Pulse Software - Production Sites Experiencing Timeouts – Incident details

Production Sites Experiencing Timeouts

Resolved
Degraded performance
Started about 2 months agoLasted 15 minutes

Affected

Pulse Web Service

Operational from 12:20 AM to 12:30 AM, Degraded performance from 12:30 AM to 12:35 AM

Forms Service

Operational from 12:20 AM to 12:30 AM, Degraded performance from 12:30 AM to 12:35 AM

Workflow Service

Operational from 12:20 AM to 12:30 AM, Degraded performance from 12:30 AM to 12:35 AM

Public Job Sites

Operational from 12:20 AM to 12:30 AM, Degraded performance from 12:30 AM to 12:35 AM

File Service

Operational from 12:20 AM to 12:30 AM, Degraded performance from 12:30 AM to 12:35 AM

Updates
  • Resolved
    Resolved

    A misbehaving Redis cluster caused requests to stall, leading to degraded performance across affected site.
    The Redis cluster was flushed and restored to a healthy state.

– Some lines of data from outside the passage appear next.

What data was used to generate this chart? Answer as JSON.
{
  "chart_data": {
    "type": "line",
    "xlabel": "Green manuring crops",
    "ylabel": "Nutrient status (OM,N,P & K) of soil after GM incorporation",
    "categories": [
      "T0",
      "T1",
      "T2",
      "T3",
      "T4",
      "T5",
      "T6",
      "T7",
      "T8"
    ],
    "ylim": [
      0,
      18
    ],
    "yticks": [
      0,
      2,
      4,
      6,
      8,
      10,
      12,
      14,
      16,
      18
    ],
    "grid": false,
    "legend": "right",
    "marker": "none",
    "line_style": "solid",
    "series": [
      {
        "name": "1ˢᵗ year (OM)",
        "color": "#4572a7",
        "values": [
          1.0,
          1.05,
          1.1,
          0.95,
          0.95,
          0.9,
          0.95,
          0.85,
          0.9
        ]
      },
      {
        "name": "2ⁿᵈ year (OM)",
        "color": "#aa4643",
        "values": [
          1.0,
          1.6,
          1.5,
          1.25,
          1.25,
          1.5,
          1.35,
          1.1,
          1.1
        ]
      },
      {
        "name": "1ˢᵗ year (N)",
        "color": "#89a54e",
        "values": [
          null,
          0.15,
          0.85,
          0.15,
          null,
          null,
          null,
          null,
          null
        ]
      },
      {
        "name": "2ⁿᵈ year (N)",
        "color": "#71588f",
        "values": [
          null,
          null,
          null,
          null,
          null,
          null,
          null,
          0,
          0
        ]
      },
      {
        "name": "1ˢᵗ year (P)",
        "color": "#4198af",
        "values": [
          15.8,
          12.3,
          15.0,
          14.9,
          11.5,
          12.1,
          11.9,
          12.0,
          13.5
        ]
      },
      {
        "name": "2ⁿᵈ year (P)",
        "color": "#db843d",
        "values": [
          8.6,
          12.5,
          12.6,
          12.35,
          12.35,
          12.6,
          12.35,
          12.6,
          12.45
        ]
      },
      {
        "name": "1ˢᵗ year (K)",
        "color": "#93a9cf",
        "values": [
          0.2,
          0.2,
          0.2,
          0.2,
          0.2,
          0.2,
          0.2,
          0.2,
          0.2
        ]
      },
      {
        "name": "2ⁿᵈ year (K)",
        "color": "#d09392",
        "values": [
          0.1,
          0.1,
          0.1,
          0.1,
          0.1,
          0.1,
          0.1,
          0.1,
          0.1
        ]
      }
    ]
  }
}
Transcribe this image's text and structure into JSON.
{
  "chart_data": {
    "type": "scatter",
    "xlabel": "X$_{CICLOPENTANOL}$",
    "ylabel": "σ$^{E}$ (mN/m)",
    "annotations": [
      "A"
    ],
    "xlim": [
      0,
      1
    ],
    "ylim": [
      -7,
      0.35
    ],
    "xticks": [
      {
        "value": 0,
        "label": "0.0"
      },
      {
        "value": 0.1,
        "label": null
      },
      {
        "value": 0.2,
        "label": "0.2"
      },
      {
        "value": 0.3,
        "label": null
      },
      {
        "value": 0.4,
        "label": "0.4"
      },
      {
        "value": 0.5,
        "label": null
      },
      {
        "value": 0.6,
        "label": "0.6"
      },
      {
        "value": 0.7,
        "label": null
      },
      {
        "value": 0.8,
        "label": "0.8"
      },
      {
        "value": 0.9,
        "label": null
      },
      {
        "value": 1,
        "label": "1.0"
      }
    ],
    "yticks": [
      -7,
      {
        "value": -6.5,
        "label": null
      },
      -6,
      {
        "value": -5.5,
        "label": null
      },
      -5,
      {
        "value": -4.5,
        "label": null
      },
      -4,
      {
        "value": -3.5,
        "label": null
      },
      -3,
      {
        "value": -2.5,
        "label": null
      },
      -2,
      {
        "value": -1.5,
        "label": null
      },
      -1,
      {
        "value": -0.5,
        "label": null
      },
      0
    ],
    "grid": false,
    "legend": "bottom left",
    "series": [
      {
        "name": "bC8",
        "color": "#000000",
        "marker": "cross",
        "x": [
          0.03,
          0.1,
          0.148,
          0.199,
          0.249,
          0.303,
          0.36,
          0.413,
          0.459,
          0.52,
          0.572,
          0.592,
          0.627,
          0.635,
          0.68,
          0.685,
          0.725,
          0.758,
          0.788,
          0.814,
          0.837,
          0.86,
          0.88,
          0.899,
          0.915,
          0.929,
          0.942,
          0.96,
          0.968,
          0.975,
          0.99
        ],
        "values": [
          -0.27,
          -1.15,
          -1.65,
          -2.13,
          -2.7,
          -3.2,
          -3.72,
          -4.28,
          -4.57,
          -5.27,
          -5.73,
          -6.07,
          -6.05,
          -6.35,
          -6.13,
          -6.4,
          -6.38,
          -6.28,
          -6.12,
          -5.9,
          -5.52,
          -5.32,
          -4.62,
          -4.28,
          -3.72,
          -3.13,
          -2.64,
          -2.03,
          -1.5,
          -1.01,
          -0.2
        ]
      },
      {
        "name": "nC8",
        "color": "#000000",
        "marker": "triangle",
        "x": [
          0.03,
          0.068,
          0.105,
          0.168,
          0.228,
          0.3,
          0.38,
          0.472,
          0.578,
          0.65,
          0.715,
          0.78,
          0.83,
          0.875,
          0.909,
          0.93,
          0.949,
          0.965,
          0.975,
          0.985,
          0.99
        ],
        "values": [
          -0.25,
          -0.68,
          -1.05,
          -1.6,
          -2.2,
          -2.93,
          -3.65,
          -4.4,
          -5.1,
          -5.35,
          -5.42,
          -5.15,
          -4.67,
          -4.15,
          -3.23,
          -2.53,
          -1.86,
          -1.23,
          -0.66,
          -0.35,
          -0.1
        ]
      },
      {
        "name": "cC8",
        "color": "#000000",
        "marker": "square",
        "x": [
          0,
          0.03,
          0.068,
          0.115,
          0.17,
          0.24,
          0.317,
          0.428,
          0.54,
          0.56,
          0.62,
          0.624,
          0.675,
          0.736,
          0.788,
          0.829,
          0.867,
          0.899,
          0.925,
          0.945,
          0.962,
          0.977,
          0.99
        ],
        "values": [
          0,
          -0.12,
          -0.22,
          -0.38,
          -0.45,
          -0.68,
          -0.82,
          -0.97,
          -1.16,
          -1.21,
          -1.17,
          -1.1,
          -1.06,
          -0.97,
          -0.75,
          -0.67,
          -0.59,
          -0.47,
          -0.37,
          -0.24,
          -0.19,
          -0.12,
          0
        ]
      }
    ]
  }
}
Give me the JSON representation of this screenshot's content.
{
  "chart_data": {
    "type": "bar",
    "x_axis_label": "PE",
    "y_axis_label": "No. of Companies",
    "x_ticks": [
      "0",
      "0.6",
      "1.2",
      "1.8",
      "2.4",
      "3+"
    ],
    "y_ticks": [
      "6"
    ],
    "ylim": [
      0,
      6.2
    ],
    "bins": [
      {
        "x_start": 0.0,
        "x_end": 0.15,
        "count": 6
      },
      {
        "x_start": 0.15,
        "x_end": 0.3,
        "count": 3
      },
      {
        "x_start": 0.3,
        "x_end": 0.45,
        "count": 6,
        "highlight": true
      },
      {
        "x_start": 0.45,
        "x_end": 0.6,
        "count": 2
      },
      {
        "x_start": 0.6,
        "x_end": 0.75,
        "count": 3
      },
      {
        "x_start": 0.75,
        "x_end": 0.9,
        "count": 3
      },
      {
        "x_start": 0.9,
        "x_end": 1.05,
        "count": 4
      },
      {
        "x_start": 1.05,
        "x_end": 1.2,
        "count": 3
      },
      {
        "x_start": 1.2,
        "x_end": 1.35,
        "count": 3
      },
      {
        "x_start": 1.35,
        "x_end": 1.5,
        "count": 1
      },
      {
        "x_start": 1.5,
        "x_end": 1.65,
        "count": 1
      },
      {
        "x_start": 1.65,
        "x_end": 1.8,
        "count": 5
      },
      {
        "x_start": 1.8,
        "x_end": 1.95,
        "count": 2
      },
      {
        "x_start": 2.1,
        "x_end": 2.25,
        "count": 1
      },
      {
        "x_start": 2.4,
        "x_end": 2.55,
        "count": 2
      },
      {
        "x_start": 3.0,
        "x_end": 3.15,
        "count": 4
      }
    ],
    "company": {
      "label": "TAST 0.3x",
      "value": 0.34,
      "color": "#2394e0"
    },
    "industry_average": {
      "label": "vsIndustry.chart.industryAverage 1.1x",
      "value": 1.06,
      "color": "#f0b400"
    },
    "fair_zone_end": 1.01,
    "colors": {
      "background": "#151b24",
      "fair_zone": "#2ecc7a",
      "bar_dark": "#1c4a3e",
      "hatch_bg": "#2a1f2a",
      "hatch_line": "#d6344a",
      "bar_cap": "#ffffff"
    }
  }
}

All systems have now returned to normal operation and performance has stabilised.

  • Identified
    Identified
    • Engineering team notified and investigating root cause.

    • Checking:

      • Application service health across environments

      • API gateway / load balancer logs

      • Database performance and connection saturation

      • Recent deployments or infra changes

  • Investigating
    Investigating

    Multiple production environments are currently experiencing HTTP timeouts when accessing the application. Users are unable to load key pages, and the sites fail with a generic timeout screen.